Starting from the 2nd run my numbers are very close to yours, but if I change the query, here we are again, with eix blasting emerge.
It’s probably because the system i’m running it on is setup on a very fast raid10 with 10k rpm SCSI disks. That might have something to do with it =)
Yeah, emerge with its directory-based search system is heavily I/O bound… so eix is generally better because it’s using hashes (I suppose)
Hi ..
I have to disappoint you, we don’t use hashes.
eix only reads the binary cache generated by update-eix. That cache is a list of tightly packed binary records. Every record holds the (reduced, we don’t store everything) data for one package.
When eix searches, it only reads and interprets as much of a record as it needs to determine if it matches. If a record doesn’t match, we skip the rest of the record and continue with the next.
You can see that this brings us some performance if you compare “eix -H eix” with “eix -s eix”. “-H” will search the “homepage”-field, which is one of the last fields inside a record. OTOH, “-s” just checks the name, which is the first field. [1]
Also, our cache is a relatively small file that has _probably_ no or very little fragmentation in comparison to the cache directories of portage. For example, update-eix uses those directories and you know that update-eix takes a whole lot more time than eix.

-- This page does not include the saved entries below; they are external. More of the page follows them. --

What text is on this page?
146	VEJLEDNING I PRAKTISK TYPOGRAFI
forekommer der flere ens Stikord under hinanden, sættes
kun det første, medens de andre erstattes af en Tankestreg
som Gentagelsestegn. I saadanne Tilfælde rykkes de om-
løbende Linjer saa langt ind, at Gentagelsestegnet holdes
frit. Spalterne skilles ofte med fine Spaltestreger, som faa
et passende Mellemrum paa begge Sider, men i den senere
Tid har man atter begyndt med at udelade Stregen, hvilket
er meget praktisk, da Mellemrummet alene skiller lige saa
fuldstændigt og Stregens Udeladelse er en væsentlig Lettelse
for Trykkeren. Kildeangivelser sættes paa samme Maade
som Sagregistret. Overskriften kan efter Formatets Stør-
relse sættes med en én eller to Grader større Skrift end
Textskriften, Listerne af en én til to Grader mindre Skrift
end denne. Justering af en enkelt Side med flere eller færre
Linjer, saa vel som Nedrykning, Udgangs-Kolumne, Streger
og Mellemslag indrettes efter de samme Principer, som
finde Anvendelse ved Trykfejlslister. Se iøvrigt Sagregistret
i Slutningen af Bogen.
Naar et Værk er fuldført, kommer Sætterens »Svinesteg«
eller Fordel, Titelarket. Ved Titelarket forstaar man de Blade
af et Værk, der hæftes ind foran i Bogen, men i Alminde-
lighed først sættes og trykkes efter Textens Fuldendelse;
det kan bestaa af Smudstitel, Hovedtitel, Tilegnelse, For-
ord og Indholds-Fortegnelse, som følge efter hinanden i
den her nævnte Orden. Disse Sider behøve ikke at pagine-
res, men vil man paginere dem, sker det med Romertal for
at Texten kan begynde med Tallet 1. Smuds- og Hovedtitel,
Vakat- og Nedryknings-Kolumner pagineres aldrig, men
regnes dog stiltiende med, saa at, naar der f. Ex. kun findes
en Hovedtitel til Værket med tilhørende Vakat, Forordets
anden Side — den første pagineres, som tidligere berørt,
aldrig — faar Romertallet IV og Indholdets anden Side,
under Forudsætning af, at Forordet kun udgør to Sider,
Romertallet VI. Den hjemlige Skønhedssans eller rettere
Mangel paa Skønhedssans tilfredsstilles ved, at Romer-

You should also note that portage does more work. It actually checks that validity of its cache. So if you change a ebuild, portage will catch that and show you the correct information. eix would show you the obsolete information.
HTH, Emil
[1] The order of the fields inside a record can be seen here: https://projects.gentooexperimental.org/eix/browser/trunk/src/database/package_reader.cc?rev=504#L20
Emil, thanks a lot for your clarification and explications. Nice to have you on this blog :)